The French say they miss holidays. Why do we find it so hard to disconnect? Even our free time becomes very occupied by a kind of digital tyranny, from which we must learn to free ourselves.

A study conducted by Expedia shows that more than 70% of French people feel that they do not have enough vacation time during the year. A little over four weeks on average, and this feeling has never been so strong for ten years. Analysis by sociologist Jean Viard.

franceinfo: What has changed in our relationship to holidays or to work for us to have this feeling of not being sufficiently rested?

John Viard: The great complexity of our society is that, with the digital world, we are increasingly stressed at work. We often have burnout problems because there is an intensification of the relationship between man and work, because with digital technology, we never stop, even in our free time. What is the limit between free time and telecommuting? It’s not very simple. When do you refuse to take a phone call? The borders have become obscured. So basically, the feeling of disconnection, the feeling of stopping, the art of stopping, there is a whole learning process of disconnection to be done: knowing how to turn off your phone, knowing how to walk away, knowing not to look his emails.

Today, we are closer to burnout than to physical fatigue. There are far fewer people who carry heavy loads – even if there are still some and we have to think about them – but this is becoming a minority. On the other hand, we are a society of continuous stress, a society where we do a lot of things on vacation: we continue to watch series, we travel, we move around, it’s not always really relaxing.

Has it really changed?

Yes I think. We live in hyperactive societies.
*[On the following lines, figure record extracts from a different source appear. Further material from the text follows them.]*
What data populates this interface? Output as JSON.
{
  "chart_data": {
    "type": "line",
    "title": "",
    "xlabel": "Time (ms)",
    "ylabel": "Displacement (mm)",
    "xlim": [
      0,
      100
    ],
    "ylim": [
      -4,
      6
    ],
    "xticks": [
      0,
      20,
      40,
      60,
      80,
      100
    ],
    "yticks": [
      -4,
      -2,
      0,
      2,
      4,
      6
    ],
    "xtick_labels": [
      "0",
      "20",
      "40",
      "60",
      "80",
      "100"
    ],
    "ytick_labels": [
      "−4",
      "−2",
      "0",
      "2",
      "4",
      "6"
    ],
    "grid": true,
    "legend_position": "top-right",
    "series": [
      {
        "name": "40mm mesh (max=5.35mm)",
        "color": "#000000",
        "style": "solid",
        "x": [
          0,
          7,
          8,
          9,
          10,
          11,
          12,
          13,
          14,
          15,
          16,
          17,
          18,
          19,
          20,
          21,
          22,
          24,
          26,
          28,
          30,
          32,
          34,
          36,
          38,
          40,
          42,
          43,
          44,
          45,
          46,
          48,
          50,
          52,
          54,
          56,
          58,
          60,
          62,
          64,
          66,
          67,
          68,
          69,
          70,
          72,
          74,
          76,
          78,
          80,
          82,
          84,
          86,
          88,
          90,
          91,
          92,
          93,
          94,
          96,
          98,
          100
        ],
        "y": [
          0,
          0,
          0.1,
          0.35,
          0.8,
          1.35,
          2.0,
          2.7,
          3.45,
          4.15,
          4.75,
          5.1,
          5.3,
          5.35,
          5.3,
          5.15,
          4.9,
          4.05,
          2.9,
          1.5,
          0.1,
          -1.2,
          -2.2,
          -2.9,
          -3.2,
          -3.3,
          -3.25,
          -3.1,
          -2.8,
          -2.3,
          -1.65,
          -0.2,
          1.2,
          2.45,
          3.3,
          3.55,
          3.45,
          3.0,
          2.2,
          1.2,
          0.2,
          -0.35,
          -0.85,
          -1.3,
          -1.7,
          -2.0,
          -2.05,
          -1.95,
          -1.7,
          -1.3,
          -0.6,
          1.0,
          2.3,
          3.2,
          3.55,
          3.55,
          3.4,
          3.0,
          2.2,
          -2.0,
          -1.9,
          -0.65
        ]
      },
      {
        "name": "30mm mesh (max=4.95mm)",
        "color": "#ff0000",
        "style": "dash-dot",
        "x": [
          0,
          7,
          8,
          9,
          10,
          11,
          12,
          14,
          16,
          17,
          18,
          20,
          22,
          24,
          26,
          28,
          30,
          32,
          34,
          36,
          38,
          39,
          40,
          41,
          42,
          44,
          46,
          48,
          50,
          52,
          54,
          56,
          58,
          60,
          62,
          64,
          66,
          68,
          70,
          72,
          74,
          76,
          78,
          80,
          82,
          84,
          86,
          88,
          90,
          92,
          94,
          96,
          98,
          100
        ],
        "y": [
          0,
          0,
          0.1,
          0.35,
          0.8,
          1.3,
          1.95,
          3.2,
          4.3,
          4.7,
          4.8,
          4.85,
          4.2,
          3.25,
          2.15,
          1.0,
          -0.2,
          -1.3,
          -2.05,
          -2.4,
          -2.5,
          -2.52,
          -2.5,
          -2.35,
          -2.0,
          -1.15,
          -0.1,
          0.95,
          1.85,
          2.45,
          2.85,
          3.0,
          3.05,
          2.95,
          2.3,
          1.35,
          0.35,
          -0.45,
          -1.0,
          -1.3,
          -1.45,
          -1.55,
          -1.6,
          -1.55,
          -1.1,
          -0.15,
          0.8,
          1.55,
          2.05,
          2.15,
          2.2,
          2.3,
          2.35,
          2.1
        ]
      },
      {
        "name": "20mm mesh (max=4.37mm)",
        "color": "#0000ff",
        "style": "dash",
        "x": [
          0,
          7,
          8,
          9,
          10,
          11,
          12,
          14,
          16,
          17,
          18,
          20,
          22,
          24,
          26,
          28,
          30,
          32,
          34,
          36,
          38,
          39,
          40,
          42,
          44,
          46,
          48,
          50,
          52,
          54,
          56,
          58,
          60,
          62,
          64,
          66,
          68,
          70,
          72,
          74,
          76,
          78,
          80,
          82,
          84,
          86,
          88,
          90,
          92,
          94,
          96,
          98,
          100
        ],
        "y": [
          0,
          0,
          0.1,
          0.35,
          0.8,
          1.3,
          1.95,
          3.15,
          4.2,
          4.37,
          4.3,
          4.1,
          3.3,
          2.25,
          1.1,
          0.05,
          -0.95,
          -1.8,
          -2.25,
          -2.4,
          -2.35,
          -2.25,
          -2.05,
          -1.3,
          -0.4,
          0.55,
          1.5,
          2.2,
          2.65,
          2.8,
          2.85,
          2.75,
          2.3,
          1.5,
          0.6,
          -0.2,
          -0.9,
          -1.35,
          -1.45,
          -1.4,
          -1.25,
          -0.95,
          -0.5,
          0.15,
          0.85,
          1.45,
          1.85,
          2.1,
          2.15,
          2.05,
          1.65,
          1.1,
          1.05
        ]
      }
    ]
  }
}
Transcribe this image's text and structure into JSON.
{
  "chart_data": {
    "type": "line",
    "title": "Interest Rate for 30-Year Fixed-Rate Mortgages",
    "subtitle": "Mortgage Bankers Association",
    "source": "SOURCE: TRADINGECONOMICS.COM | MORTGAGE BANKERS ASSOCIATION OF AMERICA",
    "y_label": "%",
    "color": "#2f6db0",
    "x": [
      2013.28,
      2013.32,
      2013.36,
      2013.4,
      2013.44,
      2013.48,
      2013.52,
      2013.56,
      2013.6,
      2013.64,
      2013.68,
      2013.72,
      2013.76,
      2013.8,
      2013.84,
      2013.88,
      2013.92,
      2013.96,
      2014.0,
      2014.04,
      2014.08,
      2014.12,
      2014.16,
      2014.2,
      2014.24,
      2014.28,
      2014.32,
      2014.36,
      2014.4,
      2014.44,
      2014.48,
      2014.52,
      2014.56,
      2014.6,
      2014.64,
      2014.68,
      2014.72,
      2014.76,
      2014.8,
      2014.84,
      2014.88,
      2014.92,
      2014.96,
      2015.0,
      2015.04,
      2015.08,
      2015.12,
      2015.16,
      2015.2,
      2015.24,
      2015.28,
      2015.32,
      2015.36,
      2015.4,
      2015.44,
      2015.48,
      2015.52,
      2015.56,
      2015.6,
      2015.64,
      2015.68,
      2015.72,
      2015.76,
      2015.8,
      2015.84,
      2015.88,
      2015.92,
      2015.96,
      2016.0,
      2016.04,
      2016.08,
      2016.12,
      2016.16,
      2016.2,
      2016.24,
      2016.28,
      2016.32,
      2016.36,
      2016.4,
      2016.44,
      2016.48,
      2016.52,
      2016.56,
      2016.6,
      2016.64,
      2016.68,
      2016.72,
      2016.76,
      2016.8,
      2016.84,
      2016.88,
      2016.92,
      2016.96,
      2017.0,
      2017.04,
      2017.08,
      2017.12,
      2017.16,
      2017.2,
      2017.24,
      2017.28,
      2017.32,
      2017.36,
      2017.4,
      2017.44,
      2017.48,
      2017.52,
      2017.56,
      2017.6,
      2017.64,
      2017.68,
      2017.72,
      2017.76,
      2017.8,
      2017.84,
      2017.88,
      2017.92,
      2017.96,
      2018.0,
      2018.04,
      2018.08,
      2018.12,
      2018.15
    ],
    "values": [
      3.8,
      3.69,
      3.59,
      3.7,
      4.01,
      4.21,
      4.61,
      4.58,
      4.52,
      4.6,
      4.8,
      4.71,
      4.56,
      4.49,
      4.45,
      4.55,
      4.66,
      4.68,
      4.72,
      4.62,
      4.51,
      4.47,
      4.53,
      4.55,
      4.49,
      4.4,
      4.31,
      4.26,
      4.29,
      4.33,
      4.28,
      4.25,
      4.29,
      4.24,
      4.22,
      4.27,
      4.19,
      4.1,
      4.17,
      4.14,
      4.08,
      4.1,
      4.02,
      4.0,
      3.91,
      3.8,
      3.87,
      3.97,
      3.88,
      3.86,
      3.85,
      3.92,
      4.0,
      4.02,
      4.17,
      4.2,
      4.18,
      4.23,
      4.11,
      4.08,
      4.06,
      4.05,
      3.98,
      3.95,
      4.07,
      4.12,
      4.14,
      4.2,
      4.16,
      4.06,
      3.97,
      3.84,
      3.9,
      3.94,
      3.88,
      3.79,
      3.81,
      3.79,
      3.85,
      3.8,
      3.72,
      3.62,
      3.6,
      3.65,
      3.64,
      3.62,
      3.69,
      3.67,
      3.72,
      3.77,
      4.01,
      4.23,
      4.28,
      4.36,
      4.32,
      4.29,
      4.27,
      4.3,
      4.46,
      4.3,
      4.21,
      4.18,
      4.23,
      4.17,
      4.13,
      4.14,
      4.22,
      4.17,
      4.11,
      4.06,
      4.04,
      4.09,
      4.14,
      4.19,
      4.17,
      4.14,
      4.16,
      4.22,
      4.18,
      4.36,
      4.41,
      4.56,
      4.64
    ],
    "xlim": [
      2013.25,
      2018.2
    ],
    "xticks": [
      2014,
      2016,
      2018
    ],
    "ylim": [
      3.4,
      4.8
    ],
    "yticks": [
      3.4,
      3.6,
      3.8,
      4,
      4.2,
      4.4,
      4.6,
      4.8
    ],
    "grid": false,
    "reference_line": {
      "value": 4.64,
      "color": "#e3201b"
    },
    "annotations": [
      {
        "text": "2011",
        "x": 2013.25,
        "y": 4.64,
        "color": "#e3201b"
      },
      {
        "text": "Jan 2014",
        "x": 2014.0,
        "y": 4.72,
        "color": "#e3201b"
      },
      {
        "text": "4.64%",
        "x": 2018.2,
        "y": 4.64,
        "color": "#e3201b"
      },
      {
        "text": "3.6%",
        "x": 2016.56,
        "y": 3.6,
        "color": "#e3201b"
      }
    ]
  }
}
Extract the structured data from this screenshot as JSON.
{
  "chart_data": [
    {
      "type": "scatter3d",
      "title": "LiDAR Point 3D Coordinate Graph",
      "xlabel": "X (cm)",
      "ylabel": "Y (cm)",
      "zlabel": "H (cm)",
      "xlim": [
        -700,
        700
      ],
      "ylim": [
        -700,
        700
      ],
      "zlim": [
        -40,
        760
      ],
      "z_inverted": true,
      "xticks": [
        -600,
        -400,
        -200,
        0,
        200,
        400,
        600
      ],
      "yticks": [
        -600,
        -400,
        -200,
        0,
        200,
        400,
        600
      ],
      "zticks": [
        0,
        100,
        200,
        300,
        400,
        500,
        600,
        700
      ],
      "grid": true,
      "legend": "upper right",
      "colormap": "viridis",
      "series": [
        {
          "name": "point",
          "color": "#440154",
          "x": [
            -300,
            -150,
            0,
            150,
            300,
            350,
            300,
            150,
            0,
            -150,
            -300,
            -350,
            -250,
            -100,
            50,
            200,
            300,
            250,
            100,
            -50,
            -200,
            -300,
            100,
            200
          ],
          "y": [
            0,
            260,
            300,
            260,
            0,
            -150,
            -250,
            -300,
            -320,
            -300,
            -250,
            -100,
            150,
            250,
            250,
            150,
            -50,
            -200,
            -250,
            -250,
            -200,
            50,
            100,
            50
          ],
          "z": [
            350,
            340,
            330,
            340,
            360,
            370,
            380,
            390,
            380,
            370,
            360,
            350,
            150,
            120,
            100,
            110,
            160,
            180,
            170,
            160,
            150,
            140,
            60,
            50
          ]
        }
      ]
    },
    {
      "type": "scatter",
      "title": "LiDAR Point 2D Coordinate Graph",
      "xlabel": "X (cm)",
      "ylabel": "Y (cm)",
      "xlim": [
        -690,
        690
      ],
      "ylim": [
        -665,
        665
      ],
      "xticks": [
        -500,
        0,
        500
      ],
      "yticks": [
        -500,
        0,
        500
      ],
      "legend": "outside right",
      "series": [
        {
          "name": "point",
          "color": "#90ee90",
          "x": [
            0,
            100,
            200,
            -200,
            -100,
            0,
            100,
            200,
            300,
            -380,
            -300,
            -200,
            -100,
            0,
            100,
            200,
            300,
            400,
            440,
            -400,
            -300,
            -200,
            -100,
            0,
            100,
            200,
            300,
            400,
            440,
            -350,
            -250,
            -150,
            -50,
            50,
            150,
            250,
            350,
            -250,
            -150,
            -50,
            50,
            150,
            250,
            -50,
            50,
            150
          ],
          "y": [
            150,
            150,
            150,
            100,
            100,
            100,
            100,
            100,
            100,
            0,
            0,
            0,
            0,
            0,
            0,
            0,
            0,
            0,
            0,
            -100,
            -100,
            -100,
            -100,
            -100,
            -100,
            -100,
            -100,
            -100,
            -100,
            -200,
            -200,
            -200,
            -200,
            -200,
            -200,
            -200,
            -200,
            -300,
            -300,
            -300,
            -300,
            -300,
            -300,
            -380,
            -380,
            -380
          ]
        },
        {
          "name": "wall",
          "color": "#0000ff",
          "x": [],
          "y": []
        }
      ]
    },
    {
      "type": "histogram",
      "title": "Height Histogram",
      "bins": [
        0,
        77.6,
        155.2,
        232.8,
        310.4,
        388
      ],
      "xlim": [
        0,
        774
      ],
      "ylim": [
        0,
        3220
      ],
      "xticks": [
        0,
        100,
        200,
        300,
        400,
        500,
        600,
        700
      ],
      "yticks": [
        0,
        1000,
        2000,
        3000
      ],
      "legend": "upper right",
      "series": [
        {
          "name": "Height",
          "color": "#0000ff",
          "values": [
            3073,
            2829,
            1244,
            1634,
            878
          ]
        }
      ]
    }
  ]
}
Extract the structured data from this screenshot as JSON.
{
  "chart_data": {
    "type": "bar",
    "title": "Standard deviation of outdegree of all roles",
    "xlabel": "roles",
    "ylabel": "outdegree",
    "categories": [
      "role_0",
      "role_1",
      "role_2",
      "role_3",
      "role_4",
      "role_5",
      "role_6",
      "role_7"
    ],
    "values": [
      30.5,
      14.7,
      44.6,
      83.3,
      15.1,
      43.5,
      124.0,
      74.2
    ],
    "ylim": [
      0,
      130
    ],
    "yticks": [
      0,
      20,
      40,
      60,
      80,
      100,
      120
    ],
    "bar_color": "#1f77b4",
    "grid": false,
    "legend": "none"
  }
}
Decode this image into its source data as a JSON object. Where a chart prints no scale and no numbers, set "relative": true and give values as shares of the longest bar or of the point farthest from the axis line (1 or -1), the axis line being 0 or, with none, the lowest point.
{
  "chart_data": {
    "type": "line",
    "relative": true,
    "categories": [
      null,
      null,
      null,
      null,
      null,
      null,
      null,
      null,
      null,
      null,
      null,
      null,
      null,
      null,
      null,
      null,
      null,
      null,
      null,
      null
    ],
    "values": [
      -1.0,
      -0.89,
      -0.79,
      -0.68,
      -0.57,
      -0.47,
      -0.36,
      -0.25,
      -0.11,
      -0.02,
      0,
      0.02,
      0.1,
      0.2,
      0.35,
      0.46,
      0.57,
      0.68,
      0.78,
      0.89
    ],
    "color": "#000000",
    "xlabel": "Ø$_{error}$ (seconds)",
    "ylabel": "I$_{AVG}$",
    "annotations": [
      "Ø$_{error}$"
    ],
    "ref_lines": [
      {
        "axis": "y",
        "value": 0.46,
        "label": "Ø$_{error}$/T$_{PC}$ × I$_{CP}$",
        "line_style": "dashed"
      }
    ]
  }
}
This is true in work time, but it is also true in non-work time. If you want, we fight against boredom. Rest somewhere is a bit bored. It’s being in your deckchair with your eyes closed and thinking while floating, this ability there, which is often the moment of the most intensive reflection, we have lost it under the pressure of digital technology. There is a whole art of rest to be found. We see the development of yoga, walking, practices of disconnection (which are still extremely minority). And I think that there is a real reflection to be carried out on the holidays. We need a real disconnection, not necessarily a fortnight, just spending three days without a phone, without digital, without turning on the TV, even at home! We have become a society where free time has become totally occupied. We almost have the impression, when we finish our weekend, that we are more tired than when we started it. You have to learn to do nothing.

A society where, paradoxically, we increasingly want to have free time?

Yes, that’s why people don’t ask for vacation days but are constantly looking for a way to have a sense of rest. The French only leave on average two weeks a year, on vacation, and only 60% leave. So you always have to think about the 40% who don’t leave and the fact that you shouldn’t mix with the practices of social elites, especially in big cities among those who leave five or six times a year, often almost a week, and who have the art of building bridges with May 8, Ascension, etc. Barely a third of society operates at this rate. For the others, the holidays are spent a lot at home, in front of the TV, we must not forget that.